Sunday, July 29, 2018
See how long this lasts
The new head of Veterans Affairs has a plan to improve the Dept. It involves getting rid of Trumpoons currently poisoning the department.
In one of his first acts as President Trump’s Veterans Affairs secretary, Robert Wilkie intends to reassign several high-ranking political appointees at the center of the agency’s ongoing morale crisis and staffing exodus, according to three people familiar with his plans.It all sounds good but will it be allowed to stand?
Wilkie, who will be sworn in Monday, wants to form his own leadership team, these people say, and to ease lawmakers’ continued concern that VA, historically a nonpartisan corner of the government, has become highly politicized.
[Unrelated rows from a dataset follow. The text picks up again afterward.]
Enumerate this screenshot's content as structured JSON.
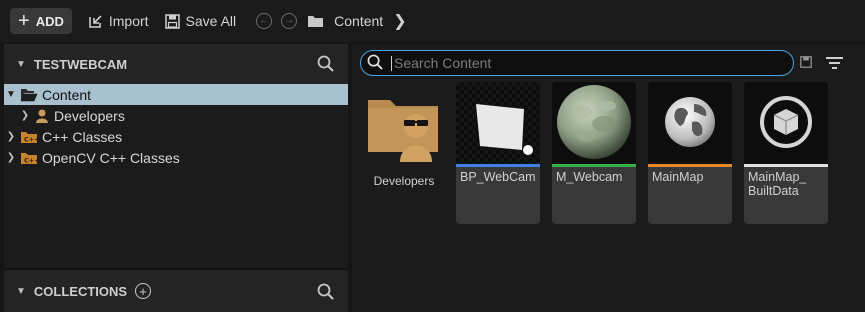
{
  "toolbar": {
    "add_label": "ADD",
    "import_label": "Import",
    "save_all_label": "Save All",
    "breadcrumb": "Content"
  },
  "sources": {
    "header": "TESTWEBCAM",
    "tree": [
      {
        "label": "Content",
        "selected": true,
        "icon": "open-folder-icon"
      },
      {
        "label": "Developers",
        "icon": "developer-folder-icon"
      },
      {
        "label": "C++ Classes",
        "icon": "cpp-folder-icon"
      },
      {
        "label": "OpenCV C++ Classes",
        "icon": "cpp-folder-icon"
      }
    ]
  },
  "collections": {
    "header": "COLLECTIONS"
  },
  "search": {
    "placeholder": "Search Content"
  },
  "assets": [
    {
      "label": "Developers",
      "type": "folder",
      "icon": "developer-folder-icon"
    },
    {
      "label": "BP_WebCam",
      "type": "blueprint",
      "stripe_color": "#3f7fe0"
    },
    {
      "label": "M_Webcam",
      "type": "material",
      "stripe_color": "#35b04a"
    },
    {
      "label": "MainMap",
      "type": "level",
      "stripe_color": "#e08b28"
    },
    {
      "label": "MainMap_ BuiltData",
      "type": "map_build_data",
      "stripe_color": "#e0e0e0"
    }
  ],
  "colors": {
    "accent_blue": "#4aa3e0",
    "selection": "#a9c1cf"
  }
}
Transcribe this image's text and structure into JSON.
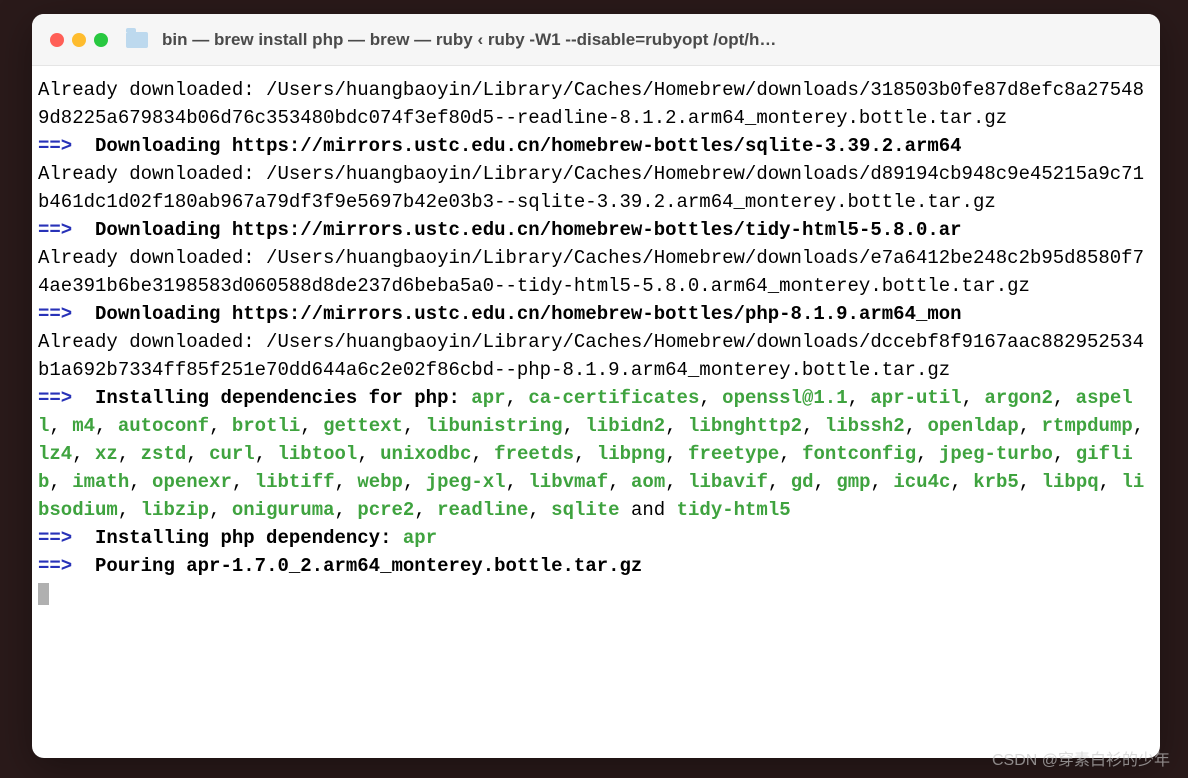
{
  "titlebar": {
    "title": "bin — brew install php — brew — ruby ‹ ruby -W1 --disable=rubyopt /opt/h…"
  },
  "dl": {
    "already": "Already downloaded: ",
    "arrow": "==>",
    "downloading_prefix": "Downloading ",
    "readline_cache": "/Users/huangbaoyin/Library/Caches/Homebrew/downloads/318503b0fe87d8efc8a275489d8225a679834b06d76c353480bdc074f3ef80d5--readline-8.1.2.arm64_monterey.bottle.tar.gz",
    "sqlite_url": "https://mirrors.ustc.edu.cn/homebrew-bottles/sqlite-3.39.2.arm64",
    "sqlite_cache": "/Users/huangbaoyin/Library/Caches/Homebrew/downloads/d89194cb948c9e45215a9c71b461dc1d02f180ab967a79df3f9e5697b42e03b3--sqlite-3.39.2.arm64_monterey.bottle.tar.gz",
    "tidy_url": "https://mirrors.ustc.edu.cn/homebrew-bottles/tidy-html5-5.8.0.ar",
    "tidy_cache": "/Users/huangbaoyin/Library/Caches/Homebrew/downloads/e7a6412be248c2b95d8580f74ae391b6be3198583d060588d8de237d6beba5a0--tidy-html5-5.8.0.arm64_monterey.bottle.tar.gz",
    "php_url": "https://mirrors.ustc.edu.cn/homebrew-bottles/php-8.1.9.arm64_mon",
    "php_cache": "/Users/huangbaoyin/Library/Caches/Homebrew/downloads/dccebf8f9167aac882952534b1a692b7334ff85f251e70dd644a6c2e02f86cbd--php-8.1.9.arm64_monterey.bottle.tar.gz"
  },
  "deps": {
    "heading": "Installing dependencies for php: ",
    "sep": ", ",
    "and": " and ",
    "list": [
      "apr",
      "ca-certificates",
      "openssl@1.1",
      "apr-util",
      "argon2",
      "aspell",
      "m4",
      "autoconf",
      "brotli",
      "gettext",
      "libunistring",
      "libidn2",
      "libnghttp2",
      "libssh2",
      "openldap",
      "rtmpdump",
      "lz4",
      "xz",
      "zstd",
      "curl",
      "libtool",
      "unixodbc",
      "freetds",
      "libpng",
      "freetype",
      "fontconfig",
      "jpeg-turbo",
      "giflib",
      "imath",
      "openexr",
      "libtiff",
      "webp",
      "jpeg-xl",
      "libvmaf",
      "aom",
      "libavif",
      "gd",
      "gmp",
      "icu4c",
      "krb5",
      "libpq",
      "libsodium",
      "libzip",
      "oniguruma",
      "pcre2",
      "readline",
      "sqlite",
      "tidy-html5"
    ]
  },
  "install_one": {
    "heading": "Installing php dependency: ",
    "name": "apr"
  },
  "pouring": {
    "heading": "Pouring ",
    "file": "apr-1.7.0_2.arm64_monterey.bottle.tar.gz"
  },
  "watermark": "CSDN @穿素白衫的少年"
}
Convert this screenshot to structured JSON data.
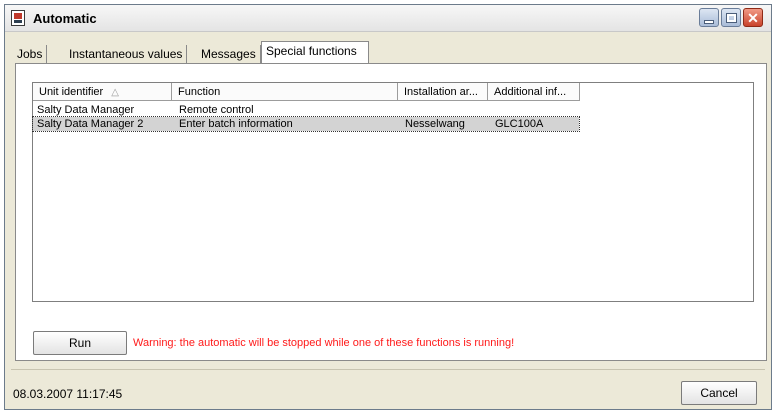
{
  "window": {
    "title": "Automatic"
  },
  "tabs": [
    {
      "label": "Jobs"
    },
    {
      "label": "Instantaneous values"
    },
    {
      "label": "Messages"
    },
    {
      "label": "Special functions"
    }
  ],
  "list": {
    "columns": [
      {
        "label": "Unit identifier"
      },
      {
        "label": "Function"
      },
      {
        "label": "Installation ar..."
      },
      {
        "label": "Additional inf..."
      }
    ],
    "rows": [
      {
        "unit": "Salty Data Manager",
        "function": "Remote control",
        "installation": "",
        "additional": ""
      },
      {
        "unit": "Salty Data Manager 2",
        "function": "Enter batch information",
        "installation": "Nesselwang",
        "additional": "GLC100A"
      }
    ]
  },
  "actions": {
    "run_label": "Run",
    "warning": "Warning: the automatic will be stopped while one of these functions is running!",
    "cancel_label": "Cancel"
  },
  "status": {
    "datetime": "08.03.2007 11:17:45"
  },
  "colors": {
    "warning": "#ff1a1a",
    "selected_row": "#d3d3d3"
  }
}
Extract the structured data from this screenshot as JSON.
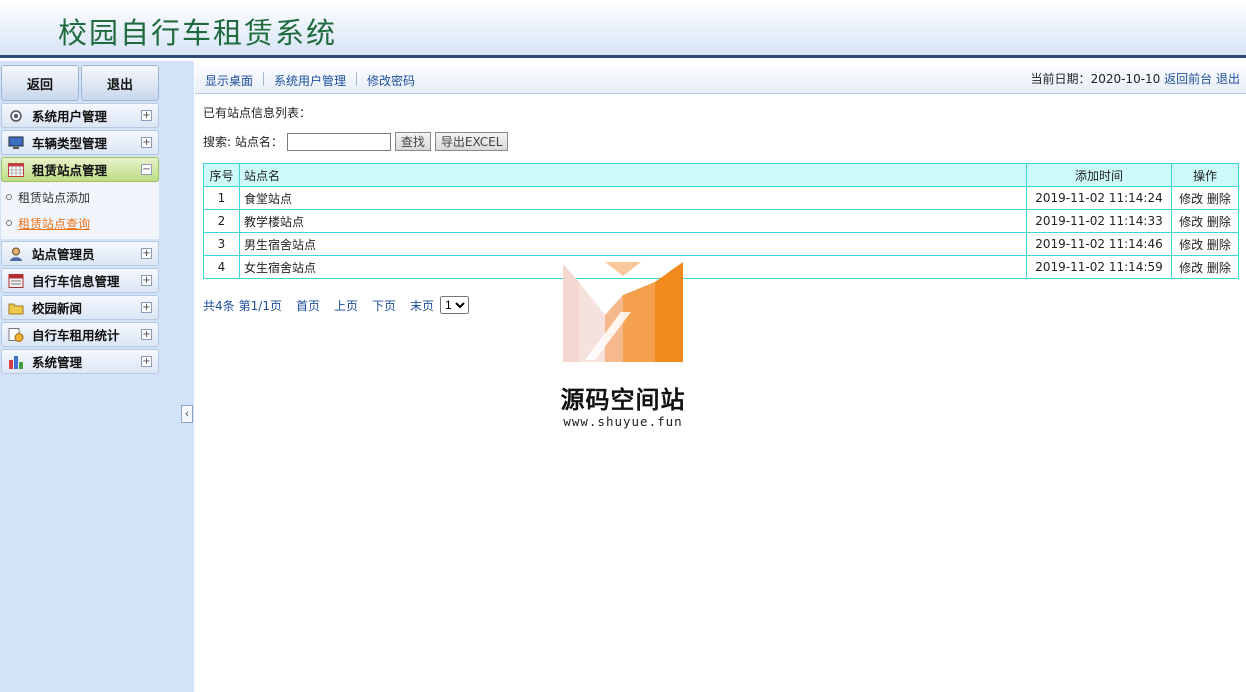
{
  "app": {
    "title": "校园自行车租赁系统"
  },
  "sidebar": {
    "back_label": "返回",
    "logout_label": "退出",
    "menus": [
      {
        "label": "系统用户管理",
        "icon": "gear-icon",
        "expanded": false
      },
      {
        "label": "车辆类型管理",
        "icon": "monitor-icon",
        "expanded": false
      },
      {
        "label": "租赁站点管理",
        "icon": "calendar-grid-icon",
        "expanded": true,
        "items": [
          {
            "label": "租赁站点添加"
          },
          {
            "label": "租赁站点查询",
            "current": true
          }
        ]
      },
      {
        "label": "站点管理员",
        "icon": "user-icon",
        "expanded": false
      },
      {
        "label": "自行车信息管理",
        "icon": "calculator-icon",
        "expanded": false
      },
      {
        "label": "校园新闻",
        "icon": "folder-icon",
        "expanded": false
      },
      {
        "label": "自行车租用统计",
        "icon": "document-coins-icon",
        "expanded": false
      },
      {
        "label": "系统管理",
        "icon": "bar-chart-icon",
        "expanded": false
      }
    ],
    "plus": "+",
    "minus": "−",
    "collapse_glyph": "‹"
  },
  "topbar": {
    "tabs": [
      "显示桌面",
      "系统用户管理",
      "修改密码"
    ],
    "date_label": "当前日期：",
    "date_value": "2020-10-10",
    "home_link": "返回前台",
    "logout_link": "退出"
  },
  "content": {
    "list_title": "已有站点信息列表：",
    "search_label": "搜索: 站点名：",
    "search_value": "",
    "find_button": "查找",
    "export_button": "导出EXCEL",
    "columns": [
      "序号",
      "站点名",
      "添加时间",
      "操作"
    ],
    "rows": [
      {
        "no": "1",
        "name": "食堂站点",
        "time": "2019-11-02 11:14:24"
      },
      {
        "no": "2",
        "name": "教学楼站点",
        "time": "2019-11-02 11:14:33"
      },
      {
        "no": "3",
        "name": "男生宿舍站点",
        "time": "2019-11-02 11:14:46"
      },
      {
        "no": "4",
        "name": "女生宿舍站点",
        "time": "2019-11-02 11:14:59"
      }
    ],
    "edit_label": "修改",
    "delete_label": "删除"
  },
  "pager": {
    "total": "共4条",
    "page_info": "第1/1页",
    "first": "首页",
    "prev": "上页",
    "next": "下页",
    "last": "末页",
    "page_options": [
      "1"
    ],
    "selected_page": "1"
  },
  "watermark": {
    "text": "源码空间站",
    "url": "www.shuyue.fun"
  }
}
He discussed the proposed personnel moves with Trump in recent days aboard Air Force One, while en route to a veterans convention in Kansas City, Mo., said an official close to the White House who, like others, spoke on the condition of anonymity to discuss sensitive matters.
Announcements could come as soon as this week, pending approval from the White House Personnel Office.
Carla Gleason, a spokeswoman for Wilkie, declined to comment on specific reassignments, saying in an email this past week that “any leadership changes will be announced next week.” VA officials referred a request for comment to the White House press office, which did not respond.
John Hoellwarth, communications director for AMVETS, an advocacy group with more than 250,000 members, praised Wilkie for acting quickly to ensure that VA “is driven by a desire to serve veterans first.”
“Over the last year at VA, widely publicized internal political turmoil among senior officials has gotten in the way of serving veterans,” Hoellwarth said, “and it seems like Wilkie is acting decisively to stamp that out on his watch.”
The changes would sideline much of VA’s interim leadership team under acting secretary Peter O’Rourke, who drew unfavorable reviews from lawmakers in both political parties following a dispute with the agency’s inspector general and a Washington Post report that highlighted O’Rourke’s efforts to purge civil servants and some political appointees whom he and others installed by Trump deemed unsupportive of the president’s agenda.